NVIDIA Maxwell Speculation Thread

mczak · Feb 6, 2014

DSC said:
I was refering to the geometry shader, not the overall performance.

I think that's mostly a result of a larger output buffer, but fundamentally it works the same. That's more of a tweak rather than an architectural change.

Ailuros · Feb 6, 2014

DSC said:
GT200 has improved geometry shader, performance is way higher than G80, register file size is doubled etc. G80 is Compute Capability 1.0, GT200 is Compute Capability 1.3. GT200 fully decodes H.264 in hardware while G80 didn't. It's not just more units, it's very different internally almost everywhere.

http://www.anandtech.com/show/2549/5

Also GT2xx GPUs can do something that G8x/G9x GPU can't do.

You're following the discussion here aren't you? If yes it shouldn't be too hard to understand my reasoning. I don't need any details on each architecture, I'm well enough informed thank you.

Alexko · Feb 6, 2014

Ailuros said:
High level changes are rather in a NV30---------G80-------Kepler-------etc. cadence (while Fermi being somewhat an in between case sample). Anything between G80 and Fermi were based on a similar architectural backbone. On hindsight were are the "high level improvements" at the competition? Does GCN sound to you like something they'll overhaul all that soon?

Wasn't GT200 just a G80 with more units and a handful of FP64 units added to the mix under that very same reasoning?

By "high-level changes" I mean "improvements that change enough stuff to be obvious on the simplistic block diagrams that IHVs are willing to disclose". By this definition, all recent NV architectures featured high-level changes.

GCN has already seen big front-end changes. What will happen over the next year is an open question.

GpuMonkey · Feb 6, 2014

Changes in SM is much easier then changes in geometry flow because you can keep interfaces similar or even same. GT200 was smaller change but took longer then planned because it was not high priority project initially. Fermi was as big a change as G80. Very complex. Maybe a bit too much in one go. Kepler was easier.

Ailuros · Feb 6, 2014

Alexko said:
By "high-level changes" I mean "improvements that change enough stuff to be obvious on the simplistic block diagrams that IHVs are willing to disclose". By this definition, all recent NV architectures featured high-level changes.
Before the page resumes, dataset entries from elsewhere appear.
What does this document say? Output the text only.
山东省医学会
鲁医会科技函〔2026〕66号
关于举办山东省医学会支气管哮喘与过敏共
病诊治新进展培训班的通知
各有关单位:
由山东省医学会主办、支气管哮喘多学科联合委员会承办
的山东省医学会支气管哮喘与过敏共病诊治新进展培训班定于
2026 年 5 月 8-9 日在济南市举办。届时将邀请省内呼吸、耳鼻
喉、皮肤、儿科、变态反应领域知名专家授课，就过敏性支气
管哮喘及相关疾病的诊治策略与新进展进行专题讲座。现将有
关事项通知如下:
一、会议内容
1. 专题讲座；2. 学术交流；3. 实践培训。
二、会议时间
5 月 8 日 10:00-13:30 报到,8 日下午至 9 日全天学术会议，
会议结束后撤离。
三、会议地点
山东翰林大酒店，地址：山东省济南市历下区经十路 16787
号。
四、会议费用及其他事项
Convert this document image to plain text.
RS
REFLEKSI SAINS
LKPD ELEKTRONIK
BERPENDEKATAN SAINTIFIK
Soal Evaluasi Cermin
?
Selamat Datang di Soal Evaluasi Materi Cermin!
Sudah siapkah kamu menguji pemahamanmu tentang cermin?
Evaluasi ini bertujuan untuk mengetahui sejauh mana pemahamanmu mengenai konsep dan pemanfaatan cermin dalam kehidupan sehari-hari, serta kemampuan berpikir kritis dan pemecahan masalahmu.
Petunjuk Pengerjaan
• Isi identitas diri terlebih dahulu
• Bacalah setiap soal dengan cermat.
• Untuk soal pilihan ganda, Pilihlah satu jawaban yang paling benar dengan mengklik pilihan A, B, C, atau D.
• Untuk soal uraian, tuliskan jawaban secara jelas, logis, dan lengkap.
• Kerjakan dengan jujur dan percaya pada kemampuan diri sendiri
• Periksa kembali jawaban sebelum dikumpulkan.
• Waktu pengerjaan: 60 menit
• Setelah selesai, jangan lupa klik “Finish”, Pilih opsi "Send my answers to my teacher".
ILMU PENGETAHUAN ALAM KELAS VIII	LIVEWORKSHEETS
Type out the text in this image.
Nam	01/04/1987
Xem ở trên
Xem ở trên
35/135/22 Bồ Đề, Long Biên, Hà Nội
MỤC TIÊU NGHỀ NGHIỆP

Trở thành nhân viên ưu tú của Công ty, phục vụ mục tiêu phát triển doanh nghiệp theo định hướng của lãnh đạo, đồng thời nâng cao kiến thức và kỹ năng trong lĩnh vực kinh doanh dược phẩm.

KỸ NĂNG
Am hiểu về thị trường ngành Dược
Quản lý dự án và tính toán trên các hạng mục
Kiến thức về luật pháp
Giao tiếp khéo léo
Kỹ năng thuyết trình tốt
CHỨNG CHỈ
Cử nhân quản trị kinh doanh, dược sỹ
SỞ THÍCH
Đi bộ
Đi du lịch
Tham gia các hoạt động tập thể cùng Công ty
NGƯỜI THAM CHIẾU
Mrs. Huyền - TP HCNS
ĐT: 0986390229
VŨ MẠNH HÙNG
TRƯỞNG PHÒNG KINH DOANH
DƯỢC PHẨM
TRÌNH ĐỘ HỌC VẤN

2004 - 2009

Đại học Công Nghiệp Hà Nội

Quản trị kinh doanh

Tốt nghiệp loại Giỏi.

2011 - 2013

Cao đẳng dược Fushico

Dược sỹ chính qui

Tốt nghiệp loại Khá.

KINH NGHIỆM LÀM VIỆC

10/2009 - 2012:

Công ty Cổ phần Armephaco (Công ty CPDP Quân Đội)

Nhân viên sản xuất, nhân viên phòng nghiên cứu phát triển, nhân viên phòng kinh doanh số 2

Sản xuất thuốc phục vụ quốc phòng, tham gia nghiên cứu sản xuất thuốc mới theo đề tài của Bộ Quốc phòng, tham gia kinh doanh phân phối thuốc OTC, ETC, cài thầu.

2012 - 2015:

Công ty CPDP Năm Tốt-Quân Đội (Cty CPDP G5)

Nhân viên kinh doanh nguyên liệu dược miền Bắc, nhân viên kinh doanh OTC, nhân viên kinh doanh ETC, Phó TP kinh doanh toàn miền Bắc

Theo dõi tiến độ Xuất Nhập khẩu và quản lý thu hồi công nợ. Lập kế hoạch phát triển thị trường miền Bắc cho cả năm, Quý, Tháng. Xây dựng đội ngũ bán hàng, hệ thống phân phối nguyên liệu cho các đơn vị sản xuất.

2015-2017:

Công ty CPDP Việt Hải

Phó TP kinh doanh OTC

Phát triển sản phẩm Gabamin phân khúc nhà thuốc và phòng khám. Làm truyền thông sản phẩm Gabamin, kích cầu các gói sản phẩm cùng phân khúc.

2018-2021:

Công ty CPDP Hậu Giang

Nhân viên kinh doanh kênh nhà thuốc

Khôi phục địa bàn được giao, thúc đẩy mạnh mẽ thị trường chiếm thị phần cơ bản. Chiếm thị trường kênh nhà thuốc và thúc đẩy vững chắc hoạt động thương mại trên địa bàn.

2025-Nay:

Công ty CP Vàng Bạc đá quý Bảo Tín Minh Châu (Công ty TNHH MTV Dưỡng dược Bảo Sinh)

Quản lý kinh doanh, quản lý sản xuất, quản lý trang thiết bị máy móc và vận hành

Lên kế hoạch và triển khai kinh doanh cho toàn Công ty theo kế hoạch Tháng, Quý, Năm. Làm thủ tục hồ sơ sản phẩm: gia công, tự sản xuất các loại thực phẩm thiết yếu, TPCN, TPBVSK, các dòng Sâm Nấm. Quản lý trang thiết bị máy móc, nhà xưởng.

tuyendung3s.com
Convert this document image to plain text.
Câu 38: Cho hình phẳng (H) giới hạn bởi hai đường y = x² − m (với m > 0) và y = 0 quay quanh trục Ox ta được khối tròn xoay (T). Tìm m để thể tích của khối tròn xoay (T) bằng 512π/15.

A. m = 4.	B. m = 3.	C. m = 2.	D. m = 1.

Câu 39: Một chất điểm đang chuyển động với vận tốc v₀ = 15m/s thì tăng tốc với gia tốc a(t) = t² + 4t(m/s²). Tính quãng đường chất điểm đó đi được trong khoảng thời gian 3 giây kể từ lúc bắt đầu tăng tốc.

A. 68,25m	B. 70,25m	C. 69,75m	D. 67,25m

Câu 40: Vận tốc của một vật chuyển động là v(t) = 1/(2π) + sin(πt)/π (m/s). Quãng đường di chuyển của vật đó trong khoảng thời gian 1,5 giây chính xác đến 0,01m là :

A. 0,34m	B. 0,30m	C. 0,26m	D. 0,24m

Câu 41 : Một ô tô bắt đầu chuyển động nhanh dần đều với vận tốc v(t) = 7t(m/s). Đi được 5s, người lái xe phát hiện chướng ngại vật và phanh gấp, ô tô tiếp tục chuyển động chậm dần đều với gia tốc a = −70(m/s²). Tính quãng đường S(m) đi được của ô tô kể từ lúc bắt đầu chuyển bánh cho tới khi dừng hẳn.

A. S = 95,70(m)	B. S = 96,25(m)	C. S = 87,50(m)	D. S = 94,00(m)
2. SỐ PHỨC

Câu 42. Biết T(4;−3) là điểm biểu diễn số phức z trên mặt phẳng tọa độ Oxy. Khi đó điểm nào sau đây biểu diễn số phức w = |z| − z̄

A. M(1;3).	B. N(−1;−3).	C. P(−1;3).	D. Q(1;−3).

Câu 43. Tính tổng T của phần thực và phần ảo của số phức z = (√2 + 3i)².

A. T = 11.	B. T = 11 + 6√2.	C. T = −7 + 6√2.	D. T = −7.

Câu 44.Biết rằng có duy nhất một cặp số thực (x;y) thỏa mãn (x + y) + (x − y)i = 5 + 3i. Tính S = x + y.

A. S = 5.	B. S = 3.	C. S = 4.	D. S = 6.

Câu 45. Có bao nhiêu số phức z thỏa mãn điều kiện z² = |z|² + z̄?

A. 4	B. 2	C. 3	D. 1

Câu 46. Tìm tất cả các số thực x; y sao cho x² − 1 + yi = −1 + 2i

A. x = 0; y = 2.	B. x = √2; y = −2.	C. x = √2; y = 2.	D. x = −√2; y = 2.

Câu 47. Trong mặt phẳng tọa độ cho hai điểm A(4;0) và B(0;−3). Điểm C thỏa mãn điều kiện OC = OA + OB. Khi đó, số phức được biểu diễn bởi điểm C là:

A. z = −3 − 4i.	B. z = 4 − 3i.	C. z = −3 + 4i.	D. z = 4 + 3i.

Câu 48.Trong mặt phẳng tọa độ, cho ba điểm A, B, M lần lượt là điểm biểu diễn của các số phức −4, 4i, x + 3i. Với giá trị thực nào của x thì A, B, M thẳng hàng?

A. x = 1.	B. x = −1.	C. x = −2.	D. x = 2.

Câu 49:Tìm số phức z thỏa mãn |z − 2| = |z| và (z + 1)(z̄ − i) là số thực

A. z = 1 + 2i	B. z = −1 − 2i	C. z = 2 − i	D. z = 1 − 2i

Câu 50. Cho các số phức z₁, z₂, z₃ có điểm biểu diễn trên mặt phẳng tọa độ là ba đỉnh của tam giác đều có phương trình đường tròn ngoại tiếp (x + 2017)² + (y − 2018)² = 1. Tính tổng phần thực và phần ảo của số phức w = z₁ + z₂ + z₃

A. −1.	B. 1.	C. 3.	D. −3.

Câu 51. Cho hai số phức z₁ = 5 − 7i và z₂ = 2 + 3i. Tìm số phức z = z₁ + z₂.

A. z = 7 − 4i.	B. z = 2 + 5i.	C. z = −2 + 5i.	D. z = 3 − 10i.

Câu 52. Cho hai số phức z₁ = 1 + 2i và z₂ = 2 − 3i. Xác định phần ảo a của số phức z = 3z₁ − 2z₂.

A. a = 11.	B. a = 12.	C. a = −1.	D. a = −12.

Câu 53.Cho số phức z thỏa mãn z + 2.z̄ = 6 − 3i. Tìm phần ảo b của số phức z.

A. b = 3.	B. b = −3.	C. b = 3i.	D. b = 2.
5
GCN has already seen big front-end changes. What will happen over the next year is an open question.

I would expect the current interconnect and GPCs to remain for at least a couple of generations past Kepler; I've been also told that it's not likely that we'll see changes for SIMD32 configs in their ALUs any time soon. Apart from that there aren't going to be any huge fireworks IMHO and as long as efficiency rises as expected with every new generation I don't think many will complain. What they could change is to decouple ROPs from the MC, but I don't think that it belongs to something people would consider as "important".

fellix · Feb 6, 2014

GT200 was supposed to fill the ~18 month gap to the Fermi launch in late '09 that, as we all know, didn't happen. The strategy was similar to the DX9-DX10 transition, where G70 played the same role as GT200 -- both architectures were simply more of the same from the preceding generation, not a major invention. A straightforward performance upgrade with few small arch tweaks.

Now, the situation with Fermi is a bit different, me thinks. Kepler is definitely a bit more than a performance scale up.

Ailuros · Feb 6, 2014

Kepler would had been a smaller "surprise" if 32nm wouldn't had been canned.

psurge · Feb 6, 2014

Alexko said:
By "high-level changes" I mean "improvements that change enough stuff to be obvious on the simplistic block diagrams that IHVs are willing to disclose". By this definition, all recent NV architectures featured high-level changes

There's some stuff I would expect to see on Maxwell (the hierarchical scheduling and register file stuff that Dally and others wrote a paper on) that I would count as a pretty major change. I also remember seeing a presentation by Dally where he said that he's been trying to push for a different kind of network-on-chip at NVidia, so maybe something will happen there? Though, Ailuros says no and seems to have inside info.

Ailuros · Feb 7, 2014

I said no to what? And no no insider infos this time.

psurge · Feb 7, 2014

Changes to the interconnect, which I understand to mean the network(s) by which different elements on the chip communicate. This sounds like it's a cross-bar in current NVidia chips, but as far as I know, there are topologies (e.g. flattened butterfly) that have better energy delay products.

Ailuros · Feb 7, 2014

psurge said:
Changes to the interconnect, which I understand to mean the network(s) by which different elements on the chip communicate. This sounds like it's a cross-bar in current NVidia chips, but as far as I know, there are topologies (e.g. flattened butterfly) that have better energy delay products.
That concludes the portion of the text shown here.